In the second example where you show that 'this' references the outer scope, what if you needed to access this.handleMessage inside of that function?

Raunaq Sahni
~ 7 years ago

Examples covered in this course do a good job highlighting noteworthy differences between ES5 and ES6.

For practice I worked alongside the vids and have made a repo with the examples in ES5 and ES6 side by side—here's a link it it comes handy: https://github.com/raunaqss/es6-egghead.io

Lluís Peinado
~ 7 years ago

Hi, can you please provide the config to be able to run the scripts as you do in Webstorm? Thanks!

Lluís Peinado
~ 7 years ago

Hi John, is there any explanation about how do you configure Webstorm like you? I want to run the script and look at the console in the same window, like in the video

thomas andersen
~ 7 years ago

Hi, I was wondering about the same as Lluís, but I use IntelliJ. Brave backend developer trying to catch with all the awesomeness in ES6 :)

Quang Le
~ 6 years ago

Would you please explain the below scenarios when I try to convert all functions as arrow functions?

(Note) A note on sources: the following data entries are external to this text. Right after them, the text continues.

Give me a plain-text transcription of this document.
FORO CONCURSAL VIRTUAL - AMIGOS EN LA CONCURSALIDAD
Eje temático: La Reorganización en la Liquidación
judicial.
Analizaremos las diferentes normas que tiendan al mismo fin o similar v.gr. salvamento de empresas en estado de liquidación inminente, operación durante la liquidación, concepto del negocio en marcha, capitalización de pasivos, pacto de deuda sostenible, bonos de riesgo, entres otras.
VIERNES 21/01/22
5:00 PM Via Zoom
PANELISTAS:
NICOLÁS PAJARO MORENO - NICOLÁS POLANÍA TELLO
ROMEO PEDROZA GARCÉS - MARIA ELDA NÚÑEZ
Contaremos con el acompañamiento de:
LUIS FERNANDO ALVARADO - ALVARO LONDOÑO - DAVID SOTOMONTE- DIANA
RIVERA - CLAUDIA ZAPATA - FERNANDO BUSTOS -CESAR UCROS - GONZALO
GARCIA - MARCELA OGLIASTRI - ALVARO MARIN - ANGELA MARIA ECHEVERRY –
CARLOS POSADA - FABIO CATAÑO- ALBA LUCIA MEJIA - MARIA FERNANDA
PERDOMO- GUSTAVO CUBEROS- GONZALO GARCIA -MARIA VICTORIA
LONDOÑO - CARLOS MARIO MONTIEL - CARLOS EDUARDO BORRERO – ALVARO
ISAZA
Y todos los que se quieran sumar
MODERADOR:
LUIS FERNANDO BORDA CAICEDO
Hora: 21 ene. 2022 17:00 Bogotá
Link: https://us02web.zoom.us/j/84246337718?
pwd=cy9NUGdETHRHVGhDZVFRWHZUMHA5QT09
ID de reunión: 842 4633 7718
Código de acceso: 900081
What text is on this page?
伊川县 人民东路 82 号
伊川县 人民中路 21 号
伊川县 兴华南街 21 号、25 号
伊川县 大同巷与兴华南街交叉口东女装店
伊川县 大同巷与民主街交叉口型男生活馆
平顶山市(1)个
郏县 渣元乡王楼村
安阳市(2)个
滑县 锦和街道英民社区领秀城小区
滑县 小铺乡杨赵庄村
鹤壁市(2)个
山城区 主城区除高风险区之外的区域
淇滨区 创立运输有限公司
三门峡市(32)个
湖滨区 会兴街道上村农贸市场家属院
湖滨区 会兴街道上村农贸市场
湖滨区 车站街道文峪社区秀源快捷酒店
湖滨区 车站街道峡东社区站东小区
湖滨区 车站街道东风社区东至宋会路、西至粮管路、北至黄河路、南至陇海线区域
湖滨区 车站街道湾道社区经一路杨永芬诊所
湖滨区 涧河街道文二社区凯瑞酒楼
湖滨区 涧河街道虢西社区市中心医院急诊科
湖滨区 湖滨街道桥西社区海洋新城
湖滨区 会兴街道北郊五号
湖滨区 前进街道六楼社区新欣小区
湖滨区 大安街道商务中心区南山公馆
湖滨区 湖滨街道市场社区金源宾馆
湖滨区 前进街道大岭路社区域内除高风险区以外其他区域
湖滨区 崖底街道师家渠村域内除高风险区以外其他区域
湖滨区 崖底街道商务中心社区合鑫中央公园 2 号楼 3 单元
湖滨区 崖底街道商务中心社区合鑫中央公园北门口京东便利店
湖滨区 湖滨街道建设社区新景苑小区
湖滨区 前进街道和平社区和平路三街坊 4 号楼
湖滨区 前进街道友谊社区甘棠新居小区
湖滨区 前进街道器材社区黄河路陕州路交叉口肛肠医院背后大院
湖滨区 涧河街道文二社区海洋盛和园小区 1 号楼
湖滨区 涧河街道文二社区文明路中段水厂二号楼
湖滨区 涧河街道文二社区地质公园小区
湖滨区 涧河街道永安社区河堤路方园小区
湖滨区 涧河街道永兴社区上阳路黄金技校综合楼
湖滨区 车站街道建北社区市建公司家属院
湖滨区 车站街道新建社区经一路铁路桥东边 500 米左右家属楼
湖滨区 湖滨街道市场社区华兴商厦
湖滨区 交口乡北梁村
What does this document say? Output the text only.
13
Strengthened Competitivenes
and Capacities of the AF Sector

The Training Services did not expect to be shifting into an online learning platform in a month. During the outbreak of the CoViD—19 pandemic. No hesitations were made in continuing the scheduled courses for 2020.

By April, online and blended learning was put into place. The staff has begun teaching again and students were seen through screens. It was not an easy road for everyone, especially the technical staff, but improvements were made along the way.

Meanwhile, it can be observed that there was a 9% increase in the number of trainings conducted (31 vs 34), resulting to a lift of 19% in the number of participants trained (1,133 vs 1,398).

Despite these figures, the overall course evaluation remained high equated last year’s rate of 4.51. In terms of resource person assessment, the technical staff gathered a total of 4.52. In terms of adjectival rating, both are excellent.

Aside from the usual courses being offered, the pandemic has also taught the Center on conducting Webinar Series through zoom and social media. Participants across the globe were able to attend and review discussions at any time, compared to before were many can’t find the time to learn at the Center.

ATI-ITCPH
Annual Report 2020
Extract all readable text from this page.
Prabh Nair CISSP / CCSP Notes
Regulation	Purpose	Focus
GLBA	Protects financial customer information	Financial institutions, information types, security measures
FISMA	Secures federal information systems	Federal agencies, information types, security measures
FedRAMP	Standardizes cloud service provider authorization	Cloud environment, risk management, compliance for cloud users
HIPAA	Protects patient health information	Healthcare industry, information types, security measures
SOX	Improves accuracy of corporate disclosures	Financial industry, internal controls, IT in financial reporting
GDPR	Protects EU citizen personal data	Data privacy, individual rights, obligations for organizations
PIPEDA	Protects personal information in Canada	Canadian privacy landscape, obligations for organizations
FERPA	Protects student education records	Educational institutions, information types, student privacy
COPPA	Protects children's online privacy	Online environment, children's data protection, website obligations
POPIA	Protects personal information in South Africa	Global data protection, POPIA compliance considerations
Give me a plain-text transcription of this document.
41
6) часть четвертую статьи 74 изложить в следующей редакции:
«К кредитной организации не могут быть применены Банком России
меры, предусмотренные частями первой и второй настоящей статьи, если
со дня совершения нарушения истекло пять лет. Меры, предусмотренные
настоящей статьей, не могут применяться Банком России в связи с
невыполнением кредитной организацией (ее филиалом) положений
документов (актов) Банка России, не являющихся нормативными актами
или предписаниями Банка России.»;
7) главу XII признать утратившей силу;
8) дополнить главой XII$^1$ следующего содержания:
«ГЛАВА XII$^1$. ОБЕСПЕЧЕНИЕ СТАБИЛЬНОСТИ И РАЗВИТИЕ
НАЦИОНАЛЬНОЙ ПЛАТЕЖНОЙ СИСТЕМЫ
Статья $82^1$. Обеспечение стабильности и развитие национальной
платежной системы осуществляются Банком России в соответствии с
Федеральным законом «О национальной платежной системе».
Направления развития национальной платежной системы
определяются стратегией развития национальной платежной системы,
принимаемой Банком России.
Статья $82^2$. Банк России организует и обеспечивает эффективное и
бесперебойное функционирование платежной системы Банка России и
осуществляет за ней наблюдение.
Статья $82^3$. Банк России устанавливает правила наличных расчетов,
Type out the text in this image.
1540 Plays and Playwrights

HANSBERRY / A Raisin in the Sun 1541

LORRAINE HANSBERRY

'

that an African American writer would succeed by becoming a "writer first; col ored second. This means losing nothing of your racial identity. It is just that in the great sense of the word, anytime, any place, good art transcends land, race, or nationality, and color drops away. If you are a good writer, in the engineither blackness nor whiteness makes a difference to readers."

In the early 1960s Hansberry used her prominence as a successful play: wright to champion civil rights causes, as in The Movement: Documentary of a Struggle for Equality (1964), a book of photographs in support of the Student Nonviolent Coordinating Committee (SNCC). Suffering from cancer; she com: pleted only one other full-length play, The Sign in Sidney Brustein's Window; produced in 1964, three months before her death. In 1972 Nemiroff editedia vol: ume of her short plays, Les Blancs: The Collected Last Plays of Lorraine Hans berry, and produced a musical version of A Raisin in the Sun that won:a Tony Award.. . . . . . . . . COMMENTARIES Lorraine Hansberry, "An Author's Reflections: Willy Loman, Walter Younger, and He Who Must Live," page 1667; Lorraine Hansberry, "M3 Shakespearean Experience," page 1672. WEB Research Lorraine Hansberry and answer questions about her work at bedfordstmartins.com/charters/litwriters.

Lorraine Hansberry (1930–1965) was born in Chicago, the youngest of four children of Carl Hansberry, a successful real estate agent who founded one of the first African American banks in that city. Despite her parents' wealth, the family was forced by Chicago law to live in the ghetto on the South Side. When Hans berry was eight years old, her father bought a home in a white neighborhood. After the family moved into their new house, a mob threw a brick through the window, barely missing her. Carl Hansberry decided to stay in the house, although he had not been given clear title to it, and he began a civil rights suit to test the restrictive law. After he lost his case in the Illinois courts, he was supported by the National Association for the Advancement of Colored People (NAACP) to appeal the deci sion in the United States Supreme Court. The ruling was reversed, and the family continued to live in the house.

convert handleMessage to an arrow function, it works:

var deliveryBoy = {
name: 'John',
handleMessage: (message, handler) => handler(message),
receive: function() {
this.handleMessage( "Hello ",
message => console.log(message + this.name) )
}
}
deliveryBoy.receive()
  • If I convert receive function as the arrow function, then it gives the error TypeError: this.handleMessage is not a function:
var deliveryBoy = {
name: 'John',
handleMessage: (message, handler) => handler(message),
receive: () => {
this.handleMessage( "Hello ",
message => console.log(message + this.name) )
}
}
deliveryBoy.receive()
  • As in second scenario, this is referred in two levels of depth in the function receive as this.handleMessage and in the function this.handleMessage as this.name. And it seems that the error is related to the this scope. Would you please explain more about the scope of this in the nested function?
Ron
~ 5 years ago

The only thing I would add to this video is that you cannot rebind to an arrow function.